Linear system of equations of three variables confusion about determinism

Question

Solve the systems of equations (this example is also shown in our video lesson)

^$$\left\{\begin{matrix} x+2y-z=4\\ 2x+y+z=-2\\ x+2y+z=2 \end{matrix}\right.$$

First we add the first and second equation to make an equation with two variables, second we subtract the third equation from the second in order to get another equation with two variables. Now we have a system of two equations with two variables:

$$\left \{\begin{matrix} 3x+3y & = & 2\\ x-y & = & -4\\ \end{matrix}\right.$$

We then multiply the second equation with 3 on both sides and add that to the first equation:

$$\\ 6x=-10\\ \\ x=\frac{-10}{6}$$

We plug this value into the $3x+3y=2$ equation in order to determine our $y$-value:

$$\begin{array}{lcl} \\ 3\cdot \frac{-10}{6}+3y&=&2\\ \\ -5+3y&=&2\\ 3y&=&7\\ \\ y&=&\frac{7}{3}\\ \end{array}$$

Last we plug our x- and y-value into any equation in first system in order to determine our z-value:

$$\begin{array}{lcl} x+2y-z&=&4\\ \frac{-10}{6}+2\cdot \frac{7}{3}+z&=&2\\ 3+z&=&2\\ z&=&-1\\ \end{array}$$

But I'm confused, why do we choose only one equation to determine the value of $z$ maybe we could get different values for $z$ in other equations and therefore the first $system$ of equations have no solutions in the set of real numbers.

Answer 1

I will try to help with your confusion by drawing on geometric ideas about which we can reason more intuitively.

"why do we choose only one equation to determine the value of z"?

You didn't really choose only one equation to determine the value of z.

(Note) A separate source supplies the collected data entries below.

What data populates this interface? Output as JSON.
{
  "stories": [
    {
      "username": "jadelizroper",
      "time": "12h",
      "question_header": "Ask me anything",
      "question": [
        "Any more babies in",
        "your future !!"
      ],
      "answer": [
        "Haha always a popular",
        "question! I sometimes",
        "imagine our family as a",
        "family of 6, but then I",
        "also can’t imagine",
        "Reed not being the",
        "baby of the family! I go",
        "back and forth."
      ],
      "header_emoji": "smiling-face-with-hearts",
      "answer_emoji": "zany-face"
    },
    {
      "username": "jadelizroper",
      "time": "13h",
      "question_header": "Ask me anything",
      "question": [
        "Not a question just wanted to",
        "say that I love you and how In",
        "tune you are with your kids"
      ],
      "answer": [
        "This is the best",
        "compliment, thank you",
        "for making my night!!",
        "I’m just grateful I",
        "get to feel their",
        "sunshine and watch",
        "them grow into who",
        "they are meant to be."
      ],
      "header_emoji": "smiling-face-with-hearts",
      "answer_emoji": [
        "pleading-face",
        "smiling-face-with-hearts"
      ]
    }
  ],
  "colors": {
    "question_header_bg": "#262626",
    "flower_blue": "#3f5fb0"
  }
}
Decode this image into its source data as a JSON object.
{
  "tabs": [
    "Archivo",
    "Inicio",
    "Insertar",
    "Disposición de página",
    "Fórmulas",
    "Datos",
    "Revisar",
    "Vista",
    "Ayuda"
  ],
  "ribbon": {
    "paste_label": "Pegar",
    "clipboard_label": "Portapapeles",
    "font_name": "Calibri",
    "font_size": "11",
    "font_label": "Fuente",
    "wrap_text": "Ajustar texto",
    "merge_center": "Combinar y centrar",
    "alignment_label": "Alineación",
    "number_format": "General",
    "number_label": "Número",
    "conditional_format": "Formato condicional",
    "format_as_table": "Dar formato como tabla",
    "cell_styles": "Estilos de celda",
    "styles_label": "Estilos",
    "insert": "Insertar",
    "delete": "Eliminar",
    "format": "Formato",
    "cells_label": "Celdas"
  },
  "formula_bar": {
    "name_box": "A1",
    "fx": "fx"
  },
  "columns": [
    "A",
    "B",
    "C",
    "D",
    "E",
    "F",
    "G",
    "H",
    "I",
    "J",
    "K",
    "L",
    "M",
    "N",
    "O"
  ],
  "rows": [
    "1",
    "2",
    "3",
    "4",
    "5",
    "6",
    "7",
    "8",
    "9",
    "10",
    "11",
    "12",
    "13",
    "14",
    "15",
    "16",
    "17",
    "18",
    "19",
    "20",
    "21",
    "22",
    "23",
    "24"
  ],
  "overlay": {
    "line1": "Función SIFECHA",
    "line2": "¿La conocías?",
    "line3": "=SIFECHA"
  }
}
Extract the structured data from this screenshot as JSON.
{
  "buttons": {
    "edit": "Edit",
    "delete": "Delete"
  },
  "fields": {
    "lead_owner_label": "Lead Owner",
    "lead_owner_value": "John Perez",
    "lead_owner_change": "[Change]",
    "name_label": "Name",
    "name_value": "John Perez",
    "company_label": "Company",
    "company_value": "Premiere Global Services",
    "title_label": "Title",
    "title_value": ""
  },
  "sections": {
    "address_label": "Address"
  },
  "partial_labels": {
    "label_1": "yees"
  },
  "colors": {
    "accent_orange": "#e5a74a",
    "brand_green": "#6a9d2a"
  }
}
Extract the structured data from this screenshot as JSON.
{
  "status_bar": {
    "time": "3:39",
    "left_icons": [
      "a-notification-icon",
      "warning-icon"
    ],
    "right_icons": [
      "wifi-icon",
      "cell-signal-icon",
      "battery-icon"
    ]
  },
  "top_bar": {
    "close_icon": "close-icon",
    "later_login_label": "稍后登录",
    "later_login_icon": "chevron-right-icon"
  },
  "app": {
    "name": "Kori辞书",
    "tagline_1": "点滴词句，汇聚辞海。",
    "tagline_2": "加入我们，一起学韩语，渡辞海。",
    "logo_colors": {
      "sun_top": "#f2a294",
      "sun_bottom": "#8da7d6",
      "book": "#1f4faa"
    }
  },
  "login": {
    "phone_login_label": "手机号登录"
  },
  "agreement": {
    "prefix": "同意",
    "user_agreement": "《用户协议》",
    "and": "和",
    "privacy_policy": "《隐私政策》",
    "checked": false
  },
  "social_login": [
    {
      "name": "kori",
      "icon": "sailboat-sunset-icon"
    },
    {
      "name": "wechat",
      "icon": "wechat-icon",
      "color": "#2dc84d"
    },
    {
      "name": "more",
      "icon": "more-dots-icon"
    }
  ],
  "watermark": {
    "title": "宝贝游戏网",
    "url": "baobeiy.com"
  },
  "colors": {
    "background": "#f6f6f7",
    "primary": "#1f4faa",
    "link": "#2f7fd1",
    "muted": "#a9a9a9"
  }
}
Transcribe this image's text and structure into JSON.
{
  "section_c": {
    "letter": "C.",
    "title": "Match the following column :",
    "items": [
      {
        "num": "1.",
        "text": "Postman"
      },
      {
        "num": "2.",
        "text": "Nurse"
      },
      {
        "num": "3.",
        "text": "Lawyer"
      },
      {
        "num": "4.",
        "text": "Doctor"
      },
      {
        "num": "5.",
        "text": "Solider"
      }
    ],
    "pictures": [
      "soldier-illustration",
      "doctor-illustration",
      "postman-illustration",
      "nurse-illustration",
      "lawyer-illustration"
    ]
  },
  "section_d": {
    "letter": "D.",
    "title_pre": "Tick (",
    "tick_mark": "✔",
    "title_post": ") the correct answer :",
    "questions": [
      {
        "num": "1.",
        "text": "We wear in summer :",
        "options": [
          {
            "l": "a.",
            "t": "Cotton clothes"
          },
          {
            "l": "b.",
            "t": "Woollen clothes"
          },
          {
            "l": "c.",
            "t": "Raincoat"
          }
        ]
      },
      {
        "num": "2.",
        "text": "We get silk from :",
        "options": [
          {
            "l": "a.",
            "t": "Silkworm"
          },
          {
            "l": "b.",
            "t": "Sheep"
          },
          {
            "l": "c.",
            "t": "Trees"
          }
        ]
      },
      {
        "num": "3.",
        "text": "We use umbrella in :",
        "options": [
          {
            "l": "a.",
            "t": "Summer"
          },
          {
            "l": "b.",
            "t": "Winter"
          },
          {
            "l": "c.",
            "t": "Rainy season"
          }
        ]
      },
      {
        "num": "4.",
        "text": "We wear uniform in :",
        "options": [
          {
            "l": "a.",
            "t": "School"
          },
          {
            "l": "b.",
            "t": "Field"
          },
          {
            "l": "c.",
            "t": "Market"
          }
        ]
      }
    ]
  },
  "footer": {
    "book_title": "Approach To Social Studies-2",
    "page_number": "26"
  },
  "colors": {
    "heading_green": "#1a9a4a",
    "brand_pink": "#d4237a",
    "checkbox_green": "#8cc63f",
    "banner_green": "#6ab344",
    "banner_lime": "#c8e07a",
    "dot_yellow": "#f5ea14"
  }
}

You combined the information from all three equations to determine the value of z. You combined them in a certain order, but your final answer will not depend on that order. To understand why, keep reading.

"maybe we could get different values for z in other equations"

Linear equations admit a small set of possibilities. Think of a two equation set for simplicity. Each equation can be visualized as a line. Either the lines cross at one and only one point, the lines are parallel, or the lines coincide. If you doubt this, try to draw two lines which do something other than that.

The first case is the usual case. This is just the nature of straight lines. Once they cross, they cannot cross again, so there is only one solution to be found, no matter whether you trace along line 1 to find the intersection point with line 2, or trace along line 2 to find the intersection with line 1.

If the lines are parallel, they cannot cross anywhere, and if they are coincident, they touch everywhere. These are the special cases, and you would find the same result no matter which order you examined the lines in.

Similar ideas apply to linear systems of any size. For three equations, you can visualize the equations as planes, which in the usual case of one solution, any two of the planes will intersect along a line and the third plane will cut the line at a single point. It does not matter which pair of planes we reduce to a line first (which equates to reducing the system from 3 variables to 2 by substitution). They all meet at the same point.

"and therefore the first system of equations have no solutions in the set of real numbers"

If the system of equations had no solution, you would not be able to find one by combining them in any order.